On Wednesday, the NTSB issued five recommendations to address
concerns about cockpit displays going inop on Airbus A319 and A320
narrowbodies. Of the 49 incidents reported to the Board, seven
involved all six cockpit displays going blank at once... something
safety experts once thought was all-but impossible.
Sixteen planes lost five of the six cockpit displays. In
addition to flight instruments and engine monitoring systems, loss
of the avionics displays also resulted in the loss of comm systems,
transponders, and traffic advisory systems.
In January of this year, a United A320 had to make a hasty
return to Newark Liberty, when the captain's primary flight display
(PFD) and navigational display (ND), along with the upper
electronic centralized aircraft monitoring (ECAM) display, went
blank on takeoff. The plane was able to make a safe emergency
landing, helped greatly by the fact conditions were VMC.
The NTSB notes the first officer's ND remained functional, as
did the lower ECAM display. The first officer also reported that
the attitude information on his PFD was initially not usable, but
that the information appeared to be reliable later in the
flight.
Those circumstances were similar to those experienced onboard a
British Airways A319 three years before, which suffered failures to
five of six cockpit displays while cruising at FL200 from London to
Budapest. Most of the screens returned within 90 seconds.
British investigators have already issued safety recommendations
related to the problem, and Airbus issued a safety bulletin in May
2007 recommending new wiring fixes and increased crew training on
how to handle electrical systems failures.

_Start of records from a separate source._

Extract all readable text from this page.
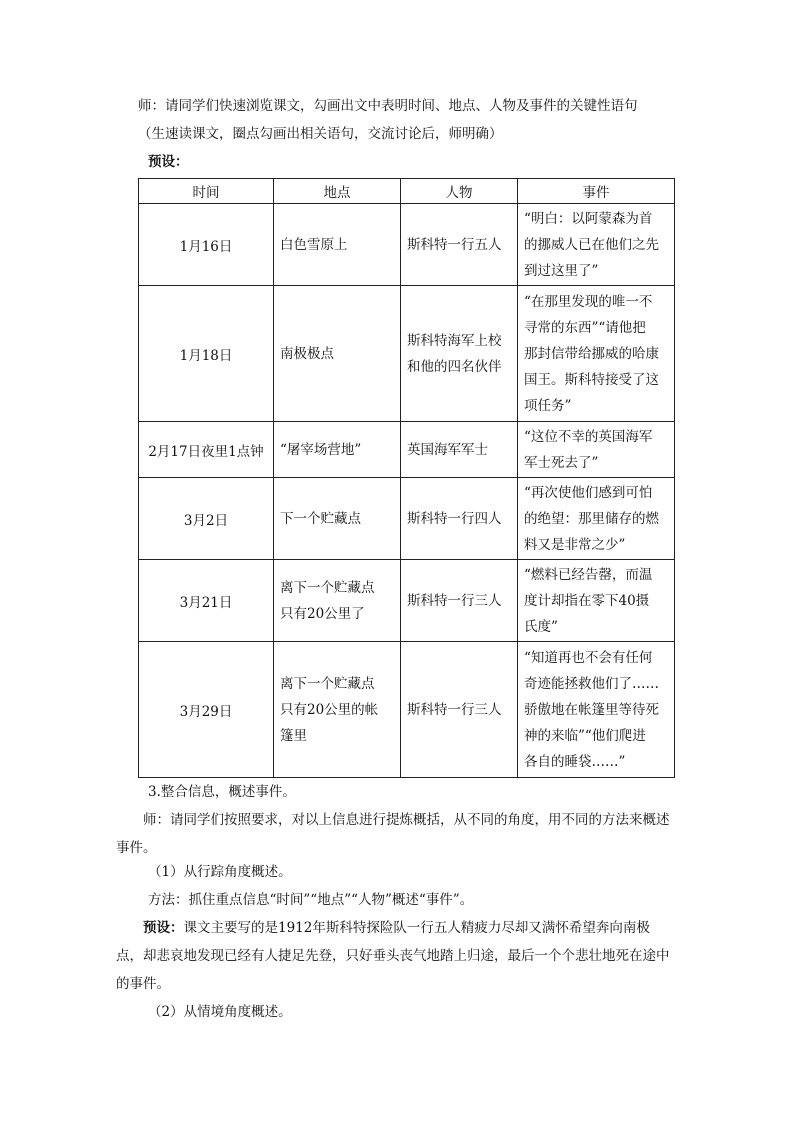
师：请同学们快速浏览课文，勾画出文中表明时间、地点、人物及事件的关键性语句
（生速读课文，圈点勾画出相关语句，交流讨论后，师明确）
预设：
时间	地点	人物	事件
1月16日	白色雪原上	斯科特一行五人	“明白：以阿蒙森为首
的挪威人已在他们之先
到过这里了”

1月18日	南极极点	斯科特海军上校
和他的四名伙伴	“在那里发现的唯一不
寻常的东西”“请他把
那封信带给挪威的哈康
国王。斯科特接受了这
项任务”

2月17日夜里1点钟	“屠宰场营地”	英国海军军士	“这位不幸的英国海军
军士死去了”

3月2日	下一个贮藏点	斯科特一行四人	“再次使他们感到可怕
的绝望：那里储存的燃
料又是非常之少”

3月21日	离下一个贮藏点
只有20公里了	斯科特一行三人	“燃料已经告罄，而温
度计却指在零下40摄
氏度”

3月29日	离下一个贮藏点
只有20公里的帐
篷里	斯科特一行三人	“知道再也不会有任何
奇迹能拯救他们了……
骄傲地在帐篷里等待死
神的来临”“他们爬进
各自的睡袋……”
3.整合信息，概述事件。
师：请同学们按照要求，对以上信息进行提炼概括，从不同的角度，用不同的方法来概述事件。
（1）从行踪角度概述。
方法：抓住重点信息“时间”“地点”“人物”概述“事件”。
预设：课文主要写的是1912年斯科特探险队一行五人精疲力尽却又满怀希望奔向南极点，却悲哀地发现已经有人捷足先登，只好垂头丧气地踏上归途，最后一个个悲壮地死在途中的事件。
（2）从情境角度概述。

But those fixes aren't
mandatory, and the NTSB says they should be.
Included in the six recommendations from the NTSB are calls for
a backup power supply to be added to the standby attitude
indicator, and the automatic reconfiguration of the AC essential
bus power supply in the event that the AC 1 electrical bus fails.
The NTSB also wants greater crew training, and additional simulator
time for pilots to learn how to handle such failures.